As a faculty and administration, we had to develop some type of program to help combat the lackadaisical attitude of the students. We decided that perhaps the best way was to give some type of reward to those students who were doing what they were supposed to be doing. Thus we began a Friday morning tutorial that allowed students who were caught up in class assignments and passing to sleep in and not come to school until 9:30 a.m. Those who were behind or failing in at least one subject had to come at 8:00 a.m. for tutorials.
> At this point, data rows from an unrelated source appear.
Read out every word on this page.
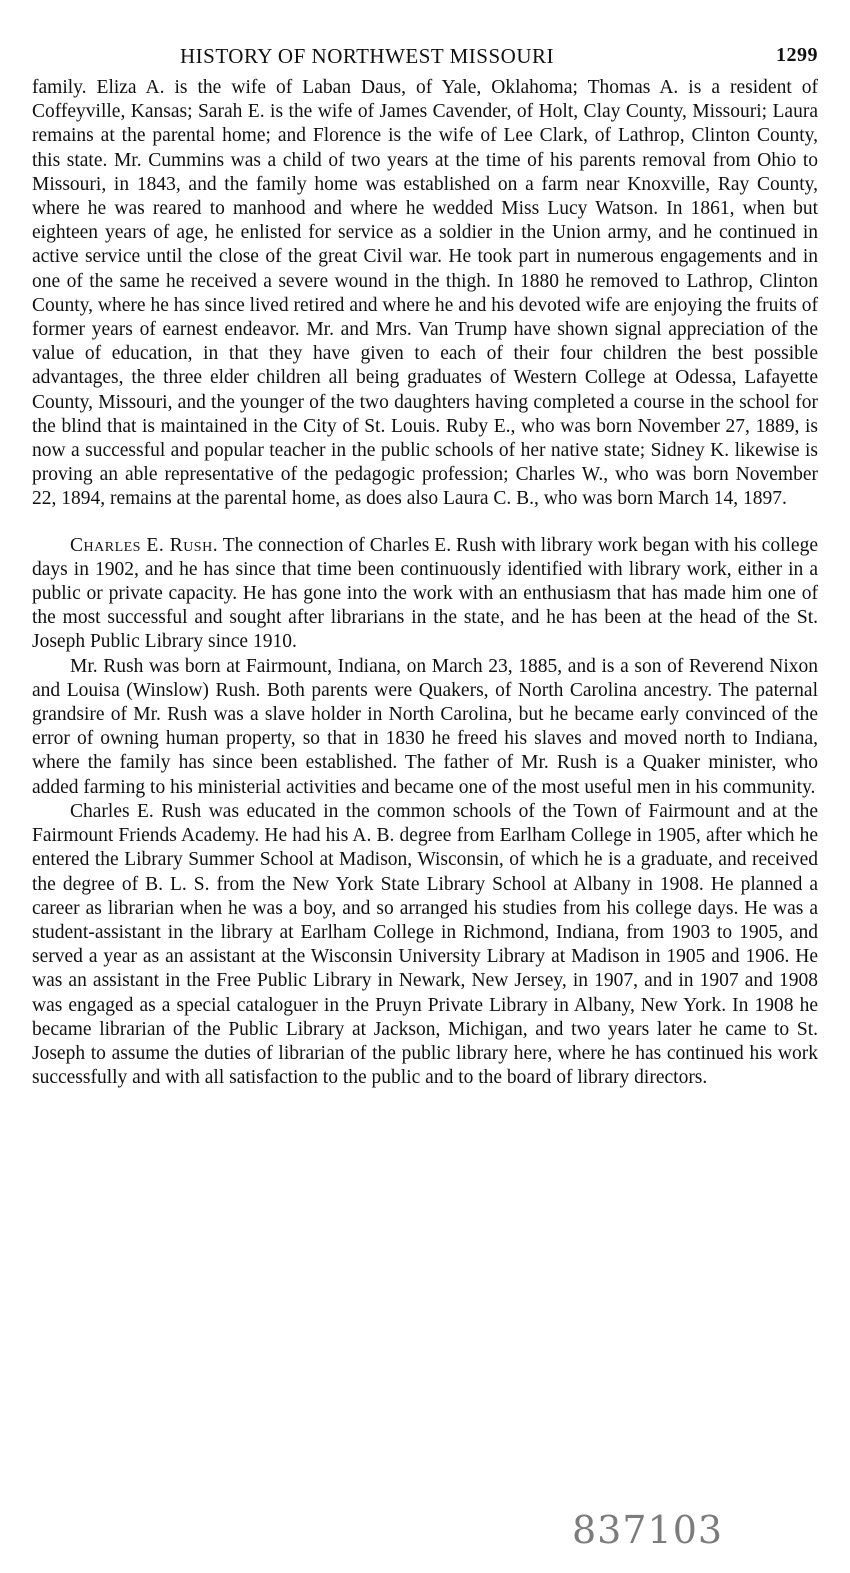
HISTORY OF NORTHWEST MISSOURI	1299

family. Eliza A. is the wife of Laban Daus, of Yale, Oklahoma; Thomas A. is a resident of Coffeyville, Kansas; Sarah E. is the wife of James Cavender, of Holt, Clay County, Missouri; Laura remains at the parental home; and Florence is the wife of Lee Clark, of Lathrop, Clinton County, this state. Mr. Cummins was a child of two years at the time of his parents removal from Ohio to Missouri, in 1843, and the family home was established on a farm near Knoxville, Ray County, where he was reared to manhood and where he wedded Miss Lucy Watson. In 1861, when but eighteen years of age, he enlisted for service as a soldier in the Union army, and he continued in active service until the close of the great Civil war. He took part in numerous engagements and in one of the same he received a severe wound in the thigh. In 1880 he removed to Lathrop, Clinton County, where he has since lived retired and where he and his devoted wife are enjoying the fruits of former years of earnest endeavor. Mr. and Mrs. Van Trump have shown signal appreciation of the value of education, in that they have given to each of their four children the best possible advantages, the three elder children all being graduates of Western College at Odessa, Lafayette County, Missouri, and the younger of the two daughters having completed a course in the school for the blind that is maintained in the City of St. Louis. Ruby E., who was born November 27, 1889, is now a successful and popular teacher in the public schools of her native state; Sidney K. likewise is proving an able representative of the pedagogic profession; Charles W., who was born November 22, 1894, remains at the parental home, as does also Laura C. B., who was born March 14, 1897.

Charles E. Rush. The connection of Charles E. Rush with library work began with his college days in 1902, and he has since that time been continuously identified with library work, either in a public or private capacity. He has gone into the work with an enthusiasm that has made him one of the most successful and sought after librarians in the state, and he has been at the head of the St. Joseph Public Library since 1910.

Mr. Rush was born at Fairmount, Indiana, on March 23, 1885, and is a son of Reverend Nixon and Louisa (Winslow) Rush. Both parents were Quakers, of North Carolina ancestry. The paternal grandsire of Mr. Rush was a slave holder in North Carolina, but he became early convinced of the error of owning human property, so that in 1830 he freed his slaves and moved north to Indiana, where the family has since been established. The father of Mr. Rush is a Quaker minister, who added farming to his ministerial activities and became one of the most useful men in his community.

Charles E. Rush was educated in the common schools of the Town of Fairmount and at the Fairmount Friends Academy. He had his A. B. degree from Earlham College in 1905, after which he entered the Library Summer School at Madison, Wisconsin, of which he is a graduate, and received the degree of B. L. S. from the New York State Library School at Albany in 1908. He planned a career as librarian when he was a boy, and so arranged his studies from his college days. He was a student-assistant in the library at Earlham College in Richmond, Indiana, from 1903 to 1905, and served a year as an assistant at the Wisconsin University Library at Madison in 1905 and 1906. He was an assistant in the Free Public Library in Newark, New Jersey, in 1907, and in 1907 and 1908 was engaged as a special cataloguer in the Pruyn Private Library in Albany, New York. In 1908 he became librarian of the Public Library at Jackson, Michigan, and two years later he came to St. Joseph to assume the duties of librarian of the public library here, where he has continued his work successfully and with all satisfaction to the public and to the board of library directors.

837103
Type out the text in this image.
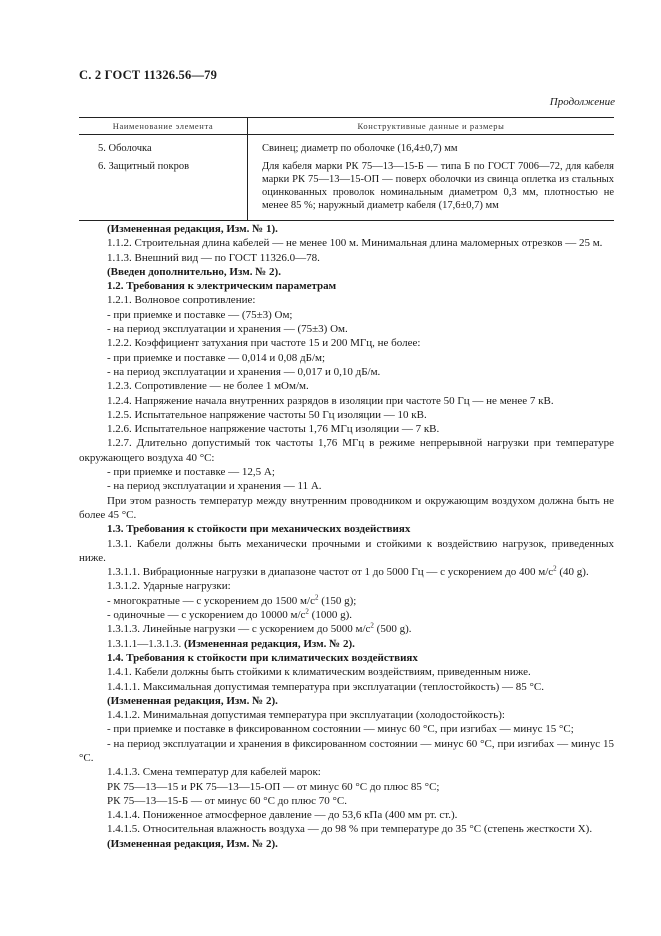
С. 2 ГОСТ 11326.56—79
Продолжение
Наименование элемента	Конструктивные данные и размеры
5. Оболочка	Свинец; диаметр по оболочке (16,4±0,7) мм
6. Защитный покров	Для кабеля марки РК 75—13—15-Б — типа Б по ГОСТ 7006—72, для кабеля марки РК 75—13—15-ОП — поверх оболочки из свинца оплетка из стальных оцинкованных проволок номинальным диаметром 0,3 мм, плотностью не менее 85 %; наружный диаметр кабеля (17,6±0,7) мм

(Измененная редакция, Изм. № 1).

1.1.2. Строительная длина кабелей — не менее 100 м. Минимальная длина маломерных отрезков — 25 м.

1.1.3. Внешний вид — по ГОСТ 11326.0—78.

(Введен дополнительно, Изм. № 2).

1.2. Требования к электрическим параметрам

1.2.1. Волновое сопротивление:

- при приемке и поставке — (75±3) Ом;

- на период эксплуатации и хранения — (75±3) Ом.

1.2.2. Коэффициент затухания при частоте 15 и 200 МГц, не более:

- при приемке и поставке — 0,014 и 0,08 дБ/м;

- на период эксплуатации и хранения — 0,017 и 0,10 дБ/м.

1.2.3. Сопротивление — не более 1 мОм/м.

1.2.4. Напряжение начала внутренних разрядов в изоляции при частоте 50 Гц — не менее 7 кВ.

1.2.5. Испытательное напряжение частоты 50 Гц изоляции — 10 кВ.

1.2.6. Испытательное напряжение частоты 1,76 МГц изоляции — 7 кВ.

1.2.7. Длительно допустимый ток частоты 1,76 МГц в режиме непрерывной нагрузки при температуре окружающего воздуха 40 °С:

- при приемке и поставке — 12,5 А;

- на период эксплуатации и хранения — 11 А.

При этом разность температур между внутренним проводником и окружающим воздухом должна быть не более 45 °С.

1.3. Требования к стойкости при механических воздействиях

1.3.1. Кабели должны быть механически прочными и стойкими к воздействию нагрузок, приведенных ниже.

1.3.1.1. Вибрационные нагрузки в диапазоне частот от 1 до 5000 Гц — с ускорением до 400 $м/с^2$ (40 g).

1.3.1.2. Ударные нагрузки:

- многократные — с ускорением до 1500 $м/с^2$ (150 g);

- одиночные — с ускорением до 10000 $м/с^2$ (1000 g).

1.3.1.3. Линейные нагрузки — с ускорением до 5000 $м/с^2$ (500 g).

1.3.1.1—1.3.1.3. (Измененная редакция, Изм. № 2).

1.4. Требования к стойкости при климатических воздействиях

1.4.1. Кабели должны быть стойкими к климатическим воздействиям, приведенным ниже.

1.4.1.1. Максимальная допустимая температура при эксплуатации (теплостойкость) — 85 °С.

(Измененная редакция, Изм. № 2).

1.4.1.2. Минимальная допустимая температура при эксплуатации (холодостойкость):

- при приемке и поставке в фиксированном состоянии — минус 60 °С, при изгибах — минус 15 °С;

- на период эксплуатации и хранения в фиксированном состоянии — минус 60 °С, при изгибах — минус 15 °С.

1.4.1.3. Смена температур для кабелей марок:

РК 75—13—15 и РК 75—13—15-ОП — от минус 60 °С до плюс 85 °С;

РК 75—13—15-Б — от минус 60 °С до плюс 70 °С.

1.4.1.4. Пониженное атмосферное давление — до 53,6 кПа (400 мм рт. ст.).

1.4.1.5. Относительная влажность воздуха — до 98 % при температуре до 35 °С (степень жесткости X).

(Измененная редакция, Изм. № 2).
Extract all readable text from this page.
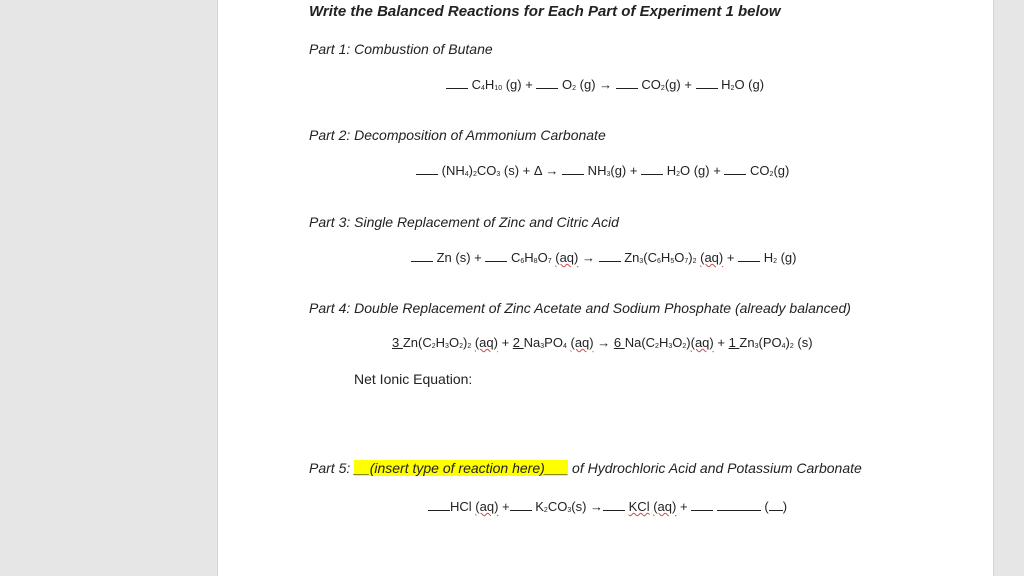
Write the Balanced Reactions for Each Part of Experiment 1 below
Part 1: Combustion of Butane
$C_4H_{10}$ $(g) + O_2$ $(g) \to CO_2(g) + H_2O$ (g)
Part 2: Decomposition of Ammonium Carbonate
$(NH_4)_2CO_3$ $(s) + \Delta \to NH_3(g) + H_2O$ $(g) + CO_2(g)$
Part 3: Single Replacement of Zinc and Citric Acid
Zn $(s) + C_6H_8O_7$ $(aq) \to Zn_3(C_6H_5O_7)_2$ $(aq) + H_2$ (g)
Part 4: Double Replacement of Zinc Acetate and Sodium Phosphate (already balanced)
3 $Zn(C_2H_3O_2)_2$ (aq) + 2 $Na_3PO_4$ (aq) → 6 $Na(C_2H_3O_2)(aq) + 1$ $Zn_3(PO_4)_2$ (s)
Net Ionic Equation:
Part 5: __(insert type of reaction here)___ of Hydrochloric Acid and Potassium Carbonate
HCl $(aq) + K_2CO_3(s)$ → KCl (aq) +	( )
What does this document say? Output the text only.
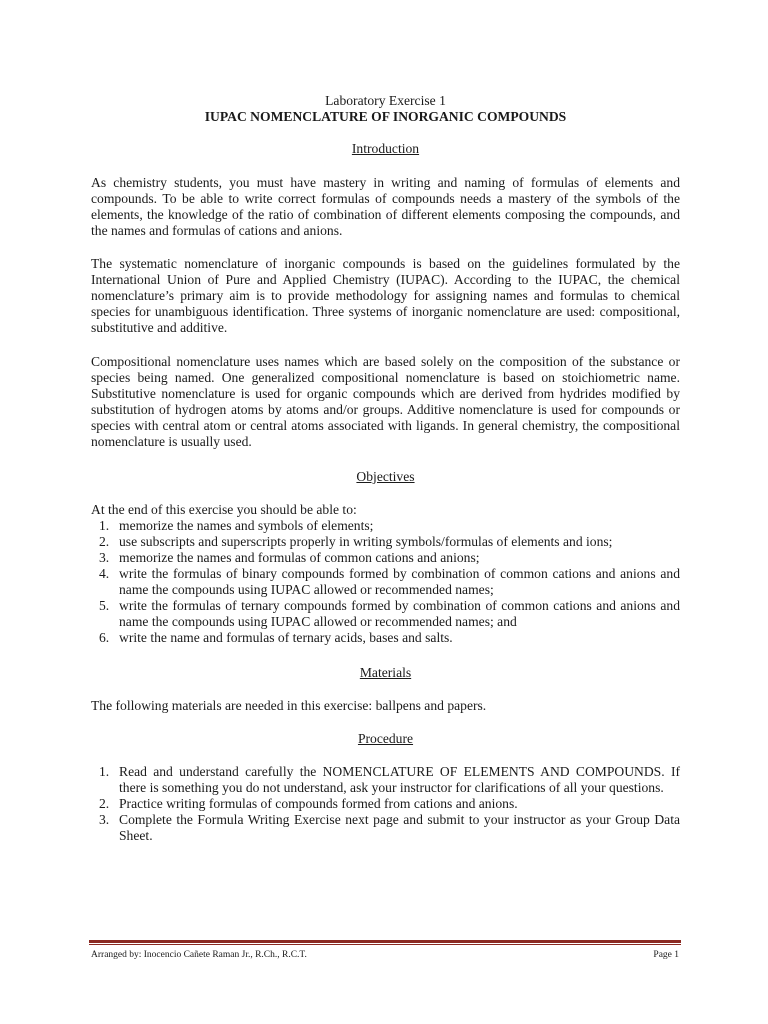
Laboratory Exercise 1
IUPAC NOMENCLATURE OF INORGANIC COMPOUNDS
Introduction
As chemistry students, you must have mastery in writing and naming of formulas of elements and compounds. To be able to write correct formulas of compounds needs a mastery of the symbols of the elements, the knowledge of the ratio of combination of different elements composing the compounds, and the names and formulas of cations and anions.
The systematic nomenclature of inorganic compounds is based on the guidelines formulated by the International Union of Pure and Applied Chemistry (IUPAC). According to the IUPAC, the chemical nomenclature’s primary aim is to provide methodology for assigning names and formulas to chemical species for unambiguous identification. Three systems of inorganic nomenclature are used: compositional, substitutive and additive.
Compositional nomenclature uses names which are based solely on the composition of the substance or species being named. One generalized compositional nomenclature is based on stoichiometric name. Substitutive nomenclature is used for organic compounds which are derived from hydrides modified by substitution of hydrogen atoms by atoms and/or groups. Additive nomenclature is used for compounds or species with central atom or central atoms associated with ligands. In general chemistry, the compositional nomenclature is usually used.
Objectives
At the end of this exercise you should be able to:
1. memorize the names and symbols of elements;
2. use subscripts and superscripts properly in writing symbols/formulas of elements and ions;
3. memorize the names and formulas of common cations and anions;
4. write the formulas of binary compounds formed by combination of common cations and anions and name the compounds using IUPAC allowed or recommended names;
5. write the formulas of ternary compounds formed by combination of common cations and anions and name the compounds using IUPAC allowed or recommended names; and
6. write the name and formulas of ternary acids, bases and salts.
Materials
The following materials are needed in this exercise: ballpens and papers.
Procedure
1. Read and understand carefully the NOMENCLATURE OF ELEMENTS AND COMPOUNDS. If there is something you do not understand, ask your instructor for clarifications of all your questions.
2. Practice writing formulas of compounds formed from cations and anions.
3. Complete the Formula Writing Exercise next page and submit to your instructor as your Group Data Sheet.
Arranged by: Inocencio Cañete Raman Jr., R.Ch., R.C.T.	Page 1
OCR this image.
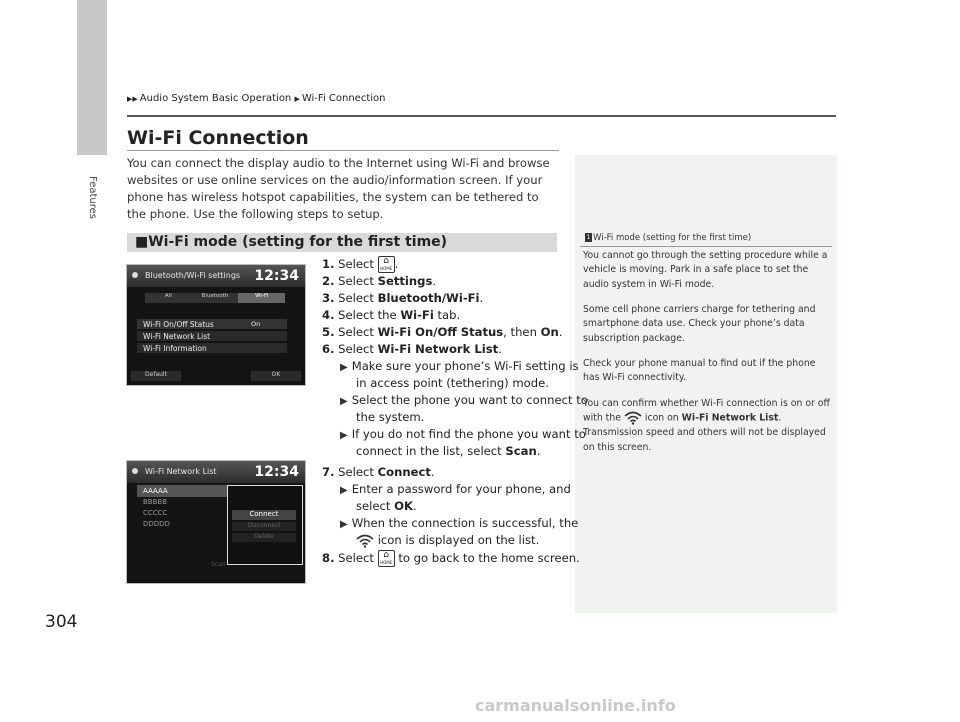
Features
304
▶▶ Audio System Basic Operation ▶ Wi-Fi Connection
Wi-Fi Connection
You can connect the display audio to the Internet using Wi-Fi and browse websites or use online services on the audio/information screen. If your phone has wireless hotspot capabilities, the system can be tethered to the phone. Use the following steps to setup.
■Wi-Fi mode (setting for the first time)	1 Wi-Fi mode (setting for the first time)
You cannot go through the setting procedure while a vehicle is moving. Park in a safe place to set the audio system in Wi-Fi mode.
Some cell phone carriers charge for tethering and smartphone data use. Check your phone’s data subscription package.
Check your phone manual to find out if the phone has Wi-Fi connectivity.
You can confirm whether Wi-Fi connection is on or off with the	icon on Wi-Fi Network List. Transmission speed and others will not be displayed on this screen.
Bluetooth/Wi-Fi settings 12:34
All	Bluetooth	Wi-Fi
Wi-Fi On/Off Status	On
Wi-Fi Network List
Wi-Fi Information
Default	OK
Wi-Fi Network List	12:34
AAAAA
BBBBB
CCCCC
DDDDD
Connect
Disconnect
Delete
Scan
1. Select	⌂
HOME .
2. Select Settings.
3. Select Bluetooth/Wi-Fi.
4. Select the Wi-Fi tab.
5. Select Wi-Fi On/Off Status, then On.
6. Select Wi-Fi Network List.
▶ Make sure your phone’s Wi-Fi setting is
in access point (tethering) mode.
▶ Select the phone you want to connect to
the system.
▶ If you do not find the phone you want to
connect in the list, select Scan.
7. Select Connect.
▶ Enter a password for your phone, and
select OK.
▶ When the connection is successful, the
icon is displayed on the list.
8. Select	⌂
HOME to go back to the home screen.
carmanualsonline.info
This, for a time, seemed to raise the students' level of performance a bit. However, we still found that only a small number of students wanted to excel. The vast majority were perfectly content to be mediocre, even though they had the ability to perform far beyond what they were doing. I attribute much of this to the rise in drug use and students not being held accountable for it. They were no longer afraid to talk about what they had done out of school and even seemed to take some pride in making sure that we as faculty members knew that they were drinking heavily and using drugs ... as they wanted to. Performance in the classroom plummeted and morale among the faculty was low also.
Personally, at the end of the spring semester of 2002, I never wanted to step into a classroom as a teacher again. It took all the strength within me to walk back through the doors in the fall. However, I do feel that because we were able to begin drug testing those in extra-curricular activities, the performance and attitudes of these students are much higher this year. On the whole, the attitude and performance of the students I teach has been much better, and at least renewed my spirit to consider continuing to teach.
However, the use of illegal substances is still extremely high in our small community, particularly in those students who do not participate in extracurricular activities.
What is the ultimate outcome of this controversy? That question may never be answered because we as a community and school district still do not have the ability to do what we think would help all students perform better — mandatory drug-testing for all 6th-12th graders. However, from my vantage point, the ability to test those involved in extra-curricular activities has at least helped raise the level of performance of a portion of our student body.
Lisa Mosley is a resident of Lockney and the art teacher at the high school.